A label is a (possibly empty) sequence of non-space, non-tab, nonzero
bytes. Text following a label on a ":" line is
ignored. If there is no command on a ?label line, it's
an unconditional jump. If a command exits 99 and the corresponding
label is not found, all following delivery instructions are skipped
(as with |command). There are no backward jumps.
This makes the .qmail language a little more useful, IMO,
but not enough to cause trouble. :) (You get if-then-else, but no
loops.) The syntax is a little ugly, but it gets the job done. The
same functionality is already available with |command
lines, but then you need multiple .qmail files, which
exposes extra addresses to outside senders, so it gets a little more
complicated.
A .qmail file using this feature might look like:
# Sort out mail from Sue. ?test [ "$SENDER" = sue@somewhere.org ] || exit 99 /home/b1ff/mail/sue/ # Skip all further processing. ?done :test # Is this a copy of a mailing list message? ?test iftocc `cat lists` || exit 99 # Bounce this copy. |cat duplicate; exit 100 :test # Deliver to the default mailbox. /home/b1ff/mail/main/
Another way of tackling this problem is to do all deliveries for a given
address from a single shell script, and then to deliver to just that shell
script in the .qmail file. This requires manually rewinding the
standard input between deliveries; you can do this with
seek0. This is more error-prone, but faster,
since a shell is spawned only once per message. I might write a wrapper for
qmail-local that checks for such a delivery script called
.qmailx adjacent to .qmail, executes it without
forking if it exists, and executes qmail-local without forking
otherwise.
The qtraceaddr Perl script illustrates how qmail
decides how to deliver messages for any addresses given on the command line.

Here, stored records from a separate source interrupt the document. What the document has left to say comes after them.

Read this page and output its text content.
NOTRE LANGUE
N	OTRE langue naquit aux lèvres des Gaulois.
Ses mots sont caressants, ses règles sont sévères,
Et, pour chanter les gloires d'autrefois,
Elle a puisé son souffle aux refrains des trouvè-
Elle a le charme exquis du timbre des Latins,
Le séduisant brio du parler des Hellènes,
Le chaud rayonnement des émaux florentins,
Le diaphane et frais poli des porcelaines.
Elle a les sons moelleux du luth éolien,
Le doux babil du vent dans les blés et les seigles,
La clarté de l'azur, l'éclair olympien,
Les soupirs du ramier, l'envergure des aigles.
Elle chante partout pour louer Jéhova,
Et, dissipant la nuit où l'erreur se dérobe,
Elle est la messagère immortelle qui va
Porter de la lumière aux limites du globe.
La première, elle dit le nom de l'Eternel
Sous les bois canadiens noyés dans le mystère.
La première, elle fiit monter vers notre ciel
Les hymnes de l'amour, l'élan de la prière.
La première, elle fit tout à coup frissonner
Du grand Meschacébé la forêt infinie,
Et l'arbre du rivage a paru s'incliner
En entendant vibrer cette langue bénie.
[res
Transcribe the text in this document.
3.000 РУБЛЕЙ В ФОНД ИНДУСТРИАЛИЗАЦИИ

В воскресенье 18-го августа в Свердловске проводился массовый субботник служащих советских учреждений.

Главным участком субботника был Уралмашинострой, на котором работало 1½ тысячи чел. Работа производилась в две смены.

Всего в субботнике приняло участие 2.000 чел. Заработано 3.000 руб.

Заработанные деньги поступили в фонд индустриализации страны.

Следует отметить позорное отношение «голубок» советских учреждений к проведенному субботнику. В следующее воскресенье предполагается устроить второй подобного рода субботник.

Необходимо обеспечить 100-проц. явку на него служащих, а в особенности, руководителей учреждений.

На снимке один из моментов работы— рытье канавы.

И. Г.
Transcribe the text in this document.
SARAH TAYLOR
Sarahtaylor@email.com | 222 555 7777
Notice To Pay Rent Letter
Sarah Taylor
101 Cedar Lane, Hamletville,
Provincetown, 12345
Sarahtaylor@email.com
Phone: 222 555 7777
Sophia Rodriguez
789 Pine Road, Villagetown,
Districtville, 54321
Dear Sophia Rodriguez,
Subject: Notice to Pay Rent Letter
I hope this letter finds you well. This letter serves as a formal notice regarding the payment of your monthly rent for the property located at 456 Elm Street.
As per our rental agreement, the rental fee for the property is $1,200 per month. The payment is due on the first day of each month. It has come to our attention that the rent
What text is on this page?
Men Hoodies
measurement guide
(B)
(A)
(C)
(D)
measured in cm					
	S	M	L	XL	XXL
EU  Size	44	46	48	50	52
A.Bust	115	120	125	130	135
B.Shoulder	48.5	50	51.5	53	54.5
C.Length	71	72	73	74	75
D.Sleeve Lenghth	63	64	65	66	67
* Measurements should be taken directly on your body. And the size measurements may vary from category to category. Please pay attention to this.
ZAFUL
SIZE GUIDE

If your qmail installation used non-default values for
conf-qmail, conf-break, or the alias
user, you can specify them in the $QMAIL,
$QMAILBREAK, and $QMAILALIAS environment variables.
For example:
# env QMAILBREAK=+ /path/to/qtraceaddr address@example.org
The mess822-nonroot
patch prevents mess822 from installing its own leapsecs.dat
file in /etc. This is useful for installing mess822 as a
non-root user or when the existing /etc/leapsecs.dat file is
more up-to-date than the one in mess822.